Un premier lundi de septembre magnifique, presque sans nuages. Un vent léger souffle juste assez fort pour nous faire sourire de bien-être, ma Loulou et moi. La météo prévoit un maximum de 23 degrés Celsius et à 9 h30, il est presque déjà atteint. Nous nous sommes levés à la première heure pour partir tôt et nous voilà au pied du Saguenay, à Anse-Saint-Jean, à nous apprêter à gravir la montagne Blanche, un des hauts sommets du Parc du Saguenay.

Il y a longtemps que ma douce rêve de cette ascension au sommet de laquelle on se retrouve dans… la toundra! En effet, le dessus de la montagne est constitué entièrement de pierres granitiques entre lesquelles poussent quelques arbrisseaux comme l’airelle rouge, la camarine noire et le bleuet. Après à peine deux heures d’ascension, nous nous sommes retrouvés au cœur de ce paysage si cher à ma douce, elle qui a habité longtemps le pays des Inuit. Outre l’ivresse de la montée le long d’un ruisseau se transformant en cascade dans les pentes les plus abruptes, outre le vent qui faisait bruisser joyeusement les feuilles des arbres sous un ciel bleu tacheté de quelques nuages d’un blanc immaculé, c’est la diversité botanique qui avait de quoi étonner. Partis dans une forêt tempérée où dominaient les érables, nous somme arrivées dans la toundra après avoir traversé un paysage mixte de feuillus et de conifère et finalement de taïga.

D’en haut, la vue sur le Saguenay n’est rien moins que spectaculaire, la montagne Blanche constituant l’un des sommets les plus élevés du fjord.
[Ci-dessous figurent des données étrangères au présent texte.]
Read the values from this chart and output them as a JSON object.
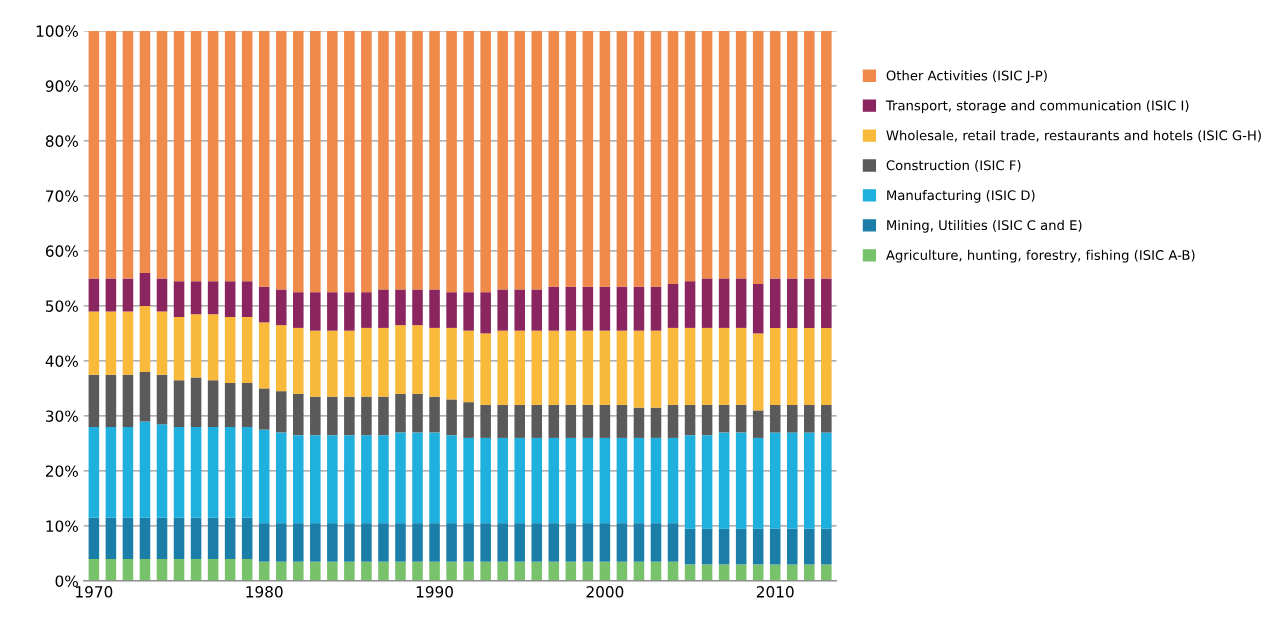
{
  "chart_data": {
    "type": "bar",
    "stacked": true,
    "categories": [
      "1970",
      null,
      null,
      null,
      null,
      null,
      null,
      null,
      null,
      null,
      "1980",
      null,
      null,
      null,
      null,
      null,
      null,
      null,
      null,
      null,
      "1990",
      null,
      null,
      null,
      null,
      null,
      null,
      null,
      null,
      null,
      "2000",
      null,
      null,
      null,
      null,
      null,
      null,
      null,
      null,
      null,
      "2010",
      null,
      null,
      null
    ],
    "series": [
      {
        "name": "Agriculture, hunting, forestry, fishing (ISIC A-B)",
        "color": "#79c26c",
        "values": [
          4,
          4,
          4,
          4,
          4,
          4,
          4,
          4,
          4,
          4,
          3.5,
          3.5,
          3.5,
          3.5,
          3.5,
          3.5,
          3.5,
          3.5,
          3.5,
          3.5,
          3.5,
          3.5,
          3.5,
          3.5,
          3.5,
          3.5,
          3.5,
          3.5,
          3.5,
          3.5,
          3.5,
          3.5,
          3.5,
          3.5,
          3.5,
          3,
          3,
          3,
          3,
          3,
          3,
          3,
          3,
          3
        ]
      },
      {
        "name": "Mining, Utilities (ISIC C and E)",
        "color": "#1a7ea8",
        "values": [
          7.5,
          7.5,
          7.5,
          7.5,
          7.5,
          7.5,
          7.5,
          7.5,
          7.5,
          7.5,
          7,
          7,
          7,
          7,
          7,
          7,
          7,
          7,
          7,
          7,
          7,
          7,
          7,
          7,
          7,
          7,
          7,
          7,
          7,
          7,
          7,
          7,
          7,
          7,
          7,
          6.5,
          6.5,
          6.5,
          6.5,
          6.5,
          6.5,
          6.5,
          6.5,
          6.5
        ]
      },
      {
        "name": "Manufacturing (ISIC D)",
        "color": "#1fb0dd",
        "values": [
          16.5,
          16.5,
          16.5,
          17.5,
          17,
          16.5,
          16.5,
          16.5,
          16.5,
          16.5,
          17,
          16.5,
          16,
          16,
          16,
          16,
          16,
          16,
          16.5,
          16.5,
          16.5,
          16,
          15.5,
          15.5,
          15.5,
          15.5,
          15.5,
          15.5,
          15.5,
          15.5,
          15.5,
          15.5,
          15.5,
          15.5,
          15.5,
          17,
          17,
          17.5,
          17.5,
          16.5,
          17.5,
          17.5,
          17.5,
          17.5
        ]
      },
      {
        "name": "Construction (ISIC F)",
        "color": "#5a5a5a",
        "values": [
          9.5,
          9.5,
          9.5,
          9,
          9,
          8.5,
          9,
          8.5,
          8,
          8,
          7.5,
          7.5,
          7.5,
          7,
          7,
          7,
          7,
          7,
          7,
          7,
          6.5,
          6.5,
          6.5,
          6,
          6,
          6,
          6,
          6,
          6,
          6,
          6,
          6,
          5.5,
          5.5,
          6,
          5.5,
          5.5,
          5,
          5,
          5,
          5,
          5,
          5,
          5
        ]
      },
      {
        "name": "Wholesale, retail trade, restaurants and hotels (ISIC G-H)",
        "color": "#f9b93a",
        "values": [
          11.5,
          11.5,
          11.5,
          12,
          11.5,
          11.5,
          11.5,
          12,
          12,
          12,
          12,
          12,
          12,
          12,
          12,
          12,
          12.5,
          12.5,
          12.5,
          12.5,
          12.5,
          13,
          13,
          13,
          13.5,
          13.5,
          13.5,
          13.5,
          13.5,
          13.5,
          13.5,
          13.5,
          14,
          14,
          14,
          14,
          14,
          14,
          14,
          14,
          14,
          14,
          14,
          14
        ]
      },
      {
        "name": "Transport, storage and communication (ISIC I)",
        "color": "#8b2560",
        "values": [
          6,
          6,
          6,
          6,
          6,
          6.5,
          6,
          6,
          6.5,
          6.5,
          6.5,
          6.5,
          6.5,
          7,
          7,
          7,
          6.5,
          7,
          6.5,
          6.5,
          7,
          6.5,
          7,
          7.5,
          7.5,
          7.5,
          7.5,
          8,
          8,
          8,
          8,
          8,
          8,
          8,
          8,
          8.5,
          9,
          9,
          9,
          9,
          9,
          9,
          9,
          9
        ]
      },
      {
        "name": "Other Activities (ISIC J-P)",
        "color": "#f08a4b",
        "values": [
          45,
          45,
          45,
          44,
          45,
          45.5,
          45.5,
          45.5,
          45.5,
          45.5,
          46.5,
          47,
          47.5,
          47.5,
          47.5,
          47.5,
          47.5,
          47,
          47,
          47,
          47,
          47.5,
          47.5,
          47.5,
          47,
          47,
          47,
          46.5,
          46.5,
          46.5,
          46.5,
          46.5,
          46.5,
          46.5,
          46,
          45.5,
          45,
          45,
          45,
          46,
          45,
          45,
          45,
          45
        ]
      }
    ],
    "ylim": [
      0,
      100
    ],
    "yticks": [
      {
        "value": 0,
        "label": "0%"
      },
      {
        "value": 10,
        "label": "10%"
      },
      {
        "value": 20,
        "label": "20%"
      },
      {
        "value": 30,
        "label": "30%"
      },
      {
        "value": 40,
        "label": "40%"
      },
      {
        "value": 50,
        "label": "50%"
      },
      {
        "value": 60,
        "label": "60%"
      },
      {
        "value": 70,
        "label": "70%"
      },
      {
        "value": 80,
        "label": "80%"
      },
      {
        "value": 90,
        "label": "90%"
      },
      {
        "value": 100,
        "label": "100%"
      }
    ],
    "grid": "y",
    "legend": "right"
  }
}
Après quelques minutes d’extase visuelle, ma douce est vite revenue à des réalités totalement terre à terre en constatant la quantité phénoménale de graines rouges (les airelles) présentes. Elle a rapidement sorti un sac de plastique en m’ordonnant (presque) de ramasser avec elle le fruit si rare sous nos latitudes et qui fait une excellente confiture, plutôt sucrée mais avec une légère amertume.

Puis il a fallu redescendre. Au total, cette rando de 13 kilomètres aura duré à peine cinq heures, en comptant l’heure du dîner et de la cueillette. Elle est en grande forme, ma blonde!
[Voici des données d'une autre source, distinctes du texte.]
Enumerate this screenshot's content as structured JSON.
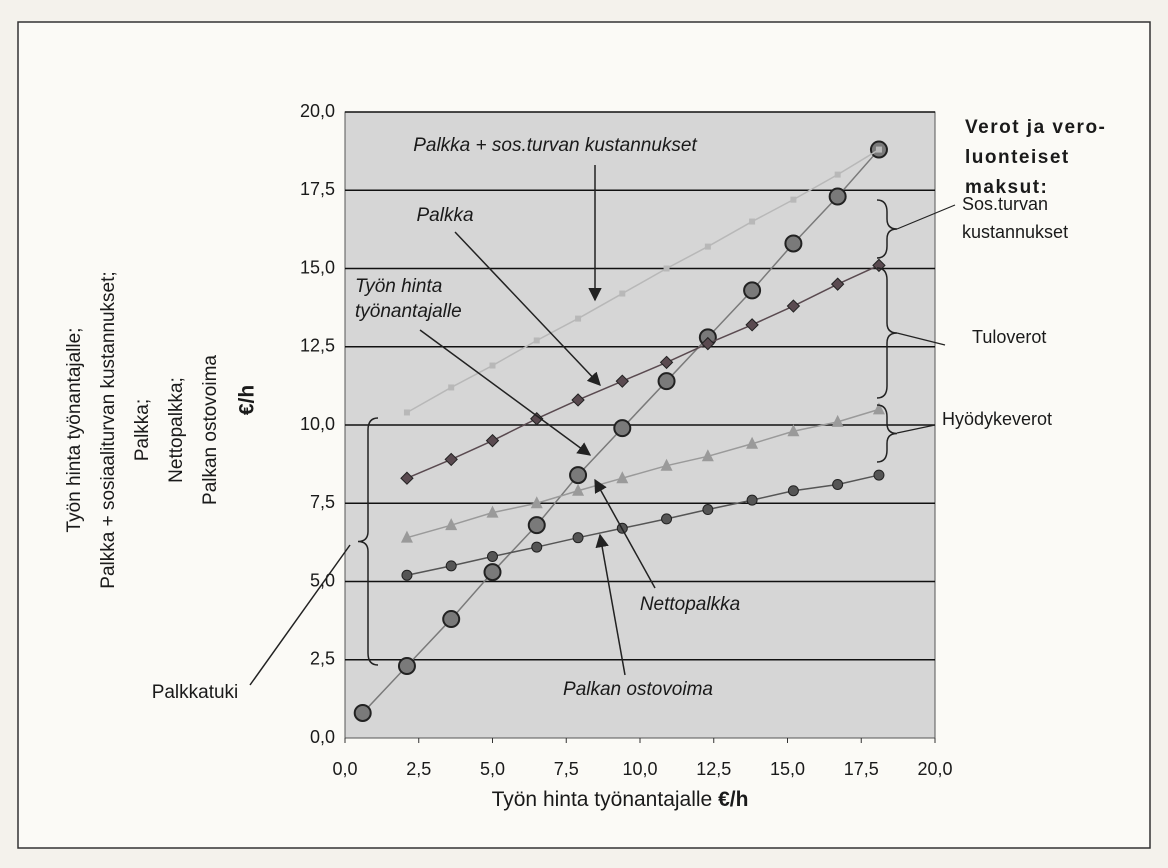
{
  "chart_data": {
    "type": "scatter",
    "y_label": [
      "Työn hinta työnantajalle;",
      "Palkka + sosiaaliturvan kustannukset;",
      "Palkka;",
      "Nettopalkka;",
      "Palkan ostovoima"
    ],
    "y_label_unit": "€/h",
    "x_label": "Työn hinta työnantajalle",
    "x_label_unit": "€/h",
    "xlim": [
      0,
      20
    ],
    "ylim": [
      0,
      20
    ],
    "xticks": [
      {
        "value": 0,
        "label": "0,0"
      },
      {
        "value": 2.5,
        "label": "2,5"
      },
      {
        "value": 5,
        "label": "5,0"
      },
      {
        "value": 7.5,
        "label": "7,5"
      },
      {
        "value": 10,
        "label": "10,0"
      },
      {
        "value": 12.5,
        "label": "12,5"
      },
      {
        "value": 15,
        "label": "15,0"
      },
      {
        "value": 17.5,
        "label": "17,5"
      },
      {
        "value": 20,
        "label": "20,0"
      }
    ],
    "yticks": [
      {
        "value": 0,
        "label": "0,0"
      },
      {
        "value": 2.5,
        "label": "2,5"
      },
      {
        "value": 5,
        "label": "5,0"
      },
      {
        "value": 7.5,
        "label": "7,5"
      },
      {
        "value": 10,
        "label": "10,0"
      },
      {
        "value": 12.5,
        "label": "12,5"
      },
      {
        "value": 15,
        "label": "15,0"
      },
      {
        "value": 17.5,
        "label": "17,5"
      },
      {
        "value": 20,
        "label": "20,0"
      }
    ],
    "grid": true,
    "series": [
      {
        "name": "Työn hinta työnantajalle",
        "color": "#7a7a7a",
        "marker": "circle",
        "x": [
          0.6,
          2.1,
          3.6,
          5.0,
          6.5,
          7.9,
          9.4,
          10.9,
          12.3,
          13.8,
          15.2,
          16.7,
          18.1
        ],
        "values": [
          0.8,
          2.3,
          3.8,
          5.3,
          6.8,
          8.4,
          9.9,
          11.4,
          12.8,
          14.3,
          15.8,
          17.3,
          18.8
        ]
      },
      {
        "name": "Palkka + sos.turvan kustannukset",
        "color": "#b8b8b8",
        "marker": "square",
        "x": [
          2.1,
          3.6,
          5.0,
          6.5,
          7.9,
          9.4,
          10.9,
          12.3,
          13.8,
          15.2,
          16.7,
          18.1
        ],
        "values": [
          10.4,
          11.2,
          11.9,
          12.7,
          13.4,
          14.2,
          15.0,
          15.7,
          16.5,
          17.2,
          18.0,
          18.8
        ]
      },
      {
        "name": "Palkka",
        "color": "#5a4a50",
        "marker": "diamond",
        "x": [
          2.1,
          3.6,
          5.0,
          6.5,
          7.9,
          9.4,
          10.9,
          12.3,
          13.8,
          15.2,
          16.7,
          18.1
        ],
        "values": [
          8.3,
          8.9,
          9.5,
          10.2,
          10.8,
          11.4,
          12.0,
          12.6,
          13.2,
          13.8,
          14.5,
          15.1
        ]
      },
      {
        "name": "Nettopalkka",
        "color": "#9a9a9a",
        "marker": "triangle",
        "x": [
          2.1,
          3.6,
          5.0,
          6.5,
          7.9,
          9.4,
          10.9,
          12.3,
          13.8,
          15.2,
          16.7,
          18.1
        ],
        "values": [
          6.4,
          6.8,
          7.2,
          7.5,
          7.9,
          8.3,
          8.7,
          9.0,
          9.4,
          9.8,
          10.1,
          10.5
        ]
      },
      {
        "name": "Palkan ostovoima",
        "color": "#555555",
        "marker": "dot",
        "x": [
          2.1,
          3.6,
          5.0,
          6.5,
          7.9,
          9.4,
          10.9,
          12.3,
          13.8,
          15.2,
          16.7,
          18.1
        ],
        "values": [
          5.2,
          5.5,
          5.8,
          6.1,
          6.4,
          6.7,
          7.0,
          7.3,
          7.6,
          7.9,
          8.1,
          8.4
        ]
      }
    ],
    "annotations": [
      {
        "text": [
          "Palkka + sos.turvan kustannukset"
        ]
      },
      {
        "text": [
          "Palkka"
        ]
      },
      {
        "text": [
          "Työn hinta",
          "työnantajalle"
        ]
      },
      {
        "text": [
          "Nettopalkka"
        ]
      },
      {
        "text": [
          "Palkan ostovoima"
        ]
      },
      {
        "text": [
          "Palkkatuki"
        ]
      }
    ],
    "tax_heading": [
      "Verot ja vero-",
      "luonteiset",
      "maksut:"
    ],
    "tax_labels": [
      {
        "text": [
          "Sos.turvan",
          "kustannukset"
        ]
      },
      {
        "text": [
          "Tuloverot"
        ]
      },
      {
        "text": [
          "Hyödykeverot"
        ]
      }
    ]
  }
}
Que ce soit en randonnée sur la montagne ou sur la mer, en kayak, au travail et au quotidien où, sans cesse, nous pensons à l’avenir de nos enfants, Loulou et moi sommes devenus des inséparables de l’amour et de la tendresse. C’est pourquoi, après 15 ans de vie commune, nous avons décidé de nous marier. Ça se fera chez nous, le 27 décembre prochain, en compagnie de nos enfants, de nos familles proches et de quelques amis.

La fugue de Dieu
Ben non, il ne s’agit pas ici d’une fugue du grand Jean-Sébastien Bach dédié à son père éternel. Le Dieu en question, c’est mon petit-fils Gédéon qui, à deux ans et demi, a décidé de partir seul en vélo pour une petite promenade. Résultat : il s’est ramassé dans une auto de police… au grand désarroi de ses parents! Voici l’incroyable histoire…
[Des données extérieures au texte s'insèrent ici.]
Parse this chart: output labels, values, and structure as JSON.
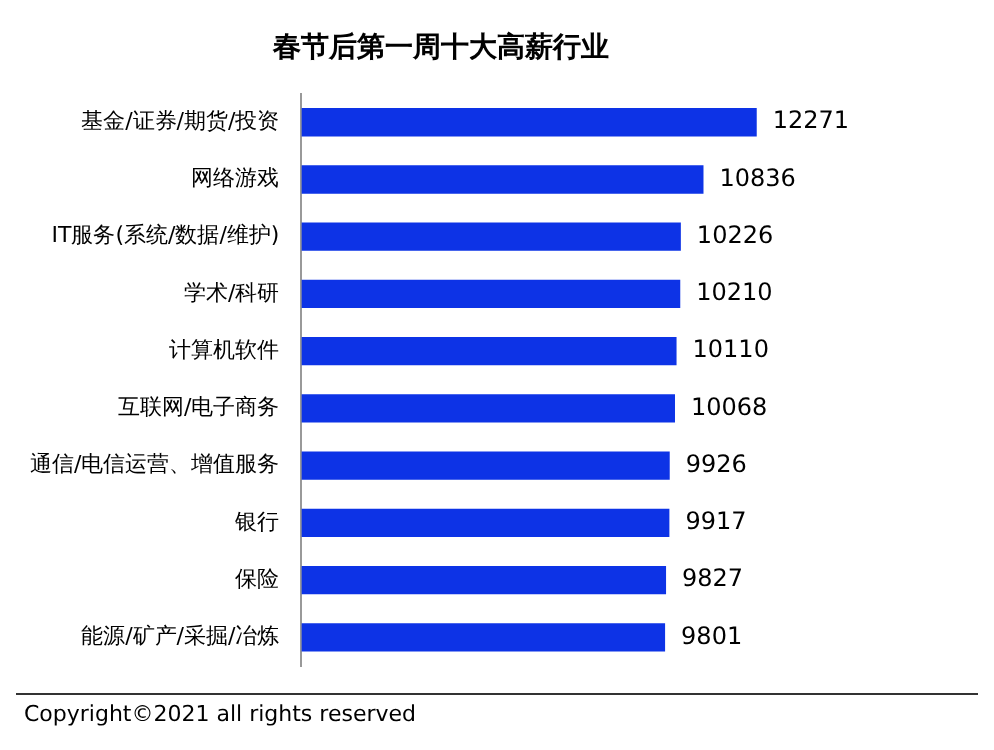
{
  "chart_data": {
    "type": "bar",
    "orientation": "horizontal",
    "title": "春节后第一周十大高薪行业",
    "categories": [
      "基金/证券/期货/投资",
      "网络游戏",
      "IT服务(系统/数据/维护)",
      "学术/科研",
      "计算机软件",
      "互联网/电子商务",
      "通信/电信运营、增值服务",
      "银行",
      "保险",
      "能源/矿产/采掘/冶炼"
    ],
    "values": [
      12271,
      10836,
      10226,
      10210,
      10110,
      10068,
      9926,
      9917,
      9827,
      9801
    ],
    "color": "#0d33e6",
    "data_labels": true,
    "grid": false,
    "legend": false,
    "annotations": [
      "Copyright©2021 all rights reserved"
    ]
  }
}
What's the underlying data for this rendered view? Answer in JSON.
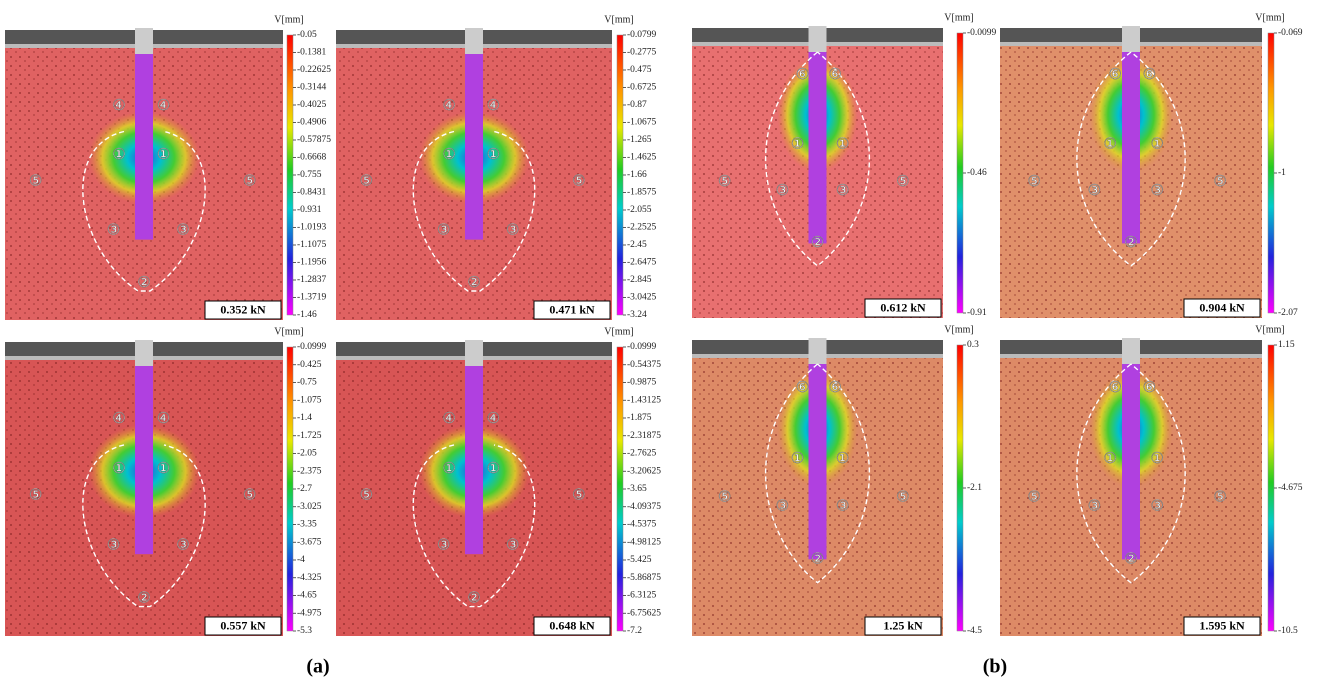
{
  "panels": [
    {
      "load": "0.352 kN",
      "unit": "V[mm]",
      "scale": [
        "-0.05",
        "-0.1381",
        "-0.22625",
        "-0.3144",
        "-0.4025",
        "-0.4906",
        "-0.57875",
        "-0.6668",
        "-0.755",
        "-0.8431",
        "-0.931",
        "-1.0193",
        "-1.1075",
        "-1.1956",
        "-1.2837",
        "-1.3719",
        "-1.46"
      ],
      "regions": [
        "④",
        "④",
        "①",
        "①",
        "⑤",
        "⑤",
        "③",
        "③",
        "②"
      ]
    },
    {
      "load": "0.471 kN",
      "unit": "V[mm]",
      "scale": [
        "-0.0799",
        "-0.2775",
        "-0.475",
        "-0.6725",
        "-0.87",
        "-1.0675",
        "-1.265",
        "-1.4625",
        "-1.66",
        "-1.8575",
        "-2.055",
        "-2.2525",
        "-2.45",
        "-2.6475",
        "-2.845",
        "-3.0425",
        "-3.24"
      ],
      "regions": [
        "④",
        "④",
        "①",
        "①",
        "⑤",
        "⑤",
        "③",
        "③",
        "②"
      ]
    },
    {
      "load": "0.557 kN",
      "unit": "V[mm]",
      "scale": [
        "-0.0999",
        "-0.425",
        "-0.75",
        "-1.075",
        "-1.4",
        "-1.725",
        "-2.05",
        "-2.375",
        "-2.7",
        "-3.025",
        "-3.35",
        "-3.675",
        "-4",
        "-4.325",
        "-4.65",
        "-4.975",
        "-5.3"
      ],
      "regions": [
        "④",
        "④",
        "①",
        "①",
        "⑤",
        "⑤",
        "③",
        "③",
        "②"
      ]
    },
    {
      "load": "0.648 kN",
      "unit": "V[mm]",
      "scale": [
        "-0.0999",
        "-0.54375",
        "-0.9875",
        "-1.43125",
        "-1.875",
        "-2.31875",
        "-2.7625",
        "-3.20625",
        "-3.65",
        "-4.09375",
        "-4.5375",
        "-4.98125",
        "-5.425",
        "-5.86875",
        "-6.3125",
        "-6.75625",
        "-7.2"
      ],
      "regions": [
        "④",
        "④",
        "①",
        "①",
        "⑤",
        "⑤",
        "③",
        "③",
        "②"
      ]
    },
    {
      "load": "0.612 kN",
      "unit": "V[mm]",
      "scale": [
        "-0.0099",
        "-0.46",
        "-0.91"
      ],
      "regions": [
        "⑥",
        "⑥",
        "①",
        "①",
        "⑤",
        "⑤",
        "③",
        "③",
        "②"
      ]
    },
    {
      "load": "0.904 kN",
      "unit": "V[mm]",
      "scale": [
        "-0.069",
        "-1",
        "-2.07"
      ],
      "regions": [
        "⑥",
        "⑥",
        "①",
        "①",
        "⑤",
        "⑤",
        "③",
        "③",
        "②"
      ]
    },
    {
      "load": "1.25 kN",
      "unit": "V[mm]",
      "scale": [
        "0.3",
        "-2.1",
        "-4.5"
      ],
      "regions": [
        "⑥",
        "⑥",
        "①",
        "①",
        "⑤",
        "⑤",
        "③",
        "③",
        "②"
      ]
    },
    {
      "load": "1.595 kN",
      "unit": "V[mm]",
      "scale": [
        "1.15",
        "-4.675",
        "-10.5"
      ],
      "regions": [
        "⑥",
        "⑥",
        "①",
        "①",
        "⑤",
        "⑤",
        "③",
        "③",
        "②"
      ]
    }
  ],
  "captions": [
    "(a)",
    "(b)"
  ]
}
Par un beau matin, Gédéon s’amuse avec ses autos dans le salon pendant que sa mère, Rosemarie, allaite le petit dernier, Florent, dans la chambre. Christian, le père, est dehors, derrière la maison, à rafistoler la clôture. Connaissant l’esprit d’indépendance de leur fils aîné, les parents avaient eu la bonne idée de barrer la porte avant de la maison. Malheureusement, ce qu’ils ne savaient pas, c’est que Dieu a aussi appris à débarrer cette fichue porte.

Donc maman allaite tout en tendant l’oreille au bruit que fait Ged dans l’autre pièce. Tout d’un coup, elle prend conscience… du silence. Elle se rhabille vite fait et court vers le salon, son bébé dans les bras. Horreur, la porte est ouverte et Gédéon et son vélo ont disparu. Au même moment, Christian entre dans la maison. Rosemarie lui crie de Gédéon est sorti et le père part à toute vitesse derrière lui. Paniquée (on le serait à moins !) Rosemarie ne fait ni un ni deux et compose le 911 pour signaler la disparition de son fils.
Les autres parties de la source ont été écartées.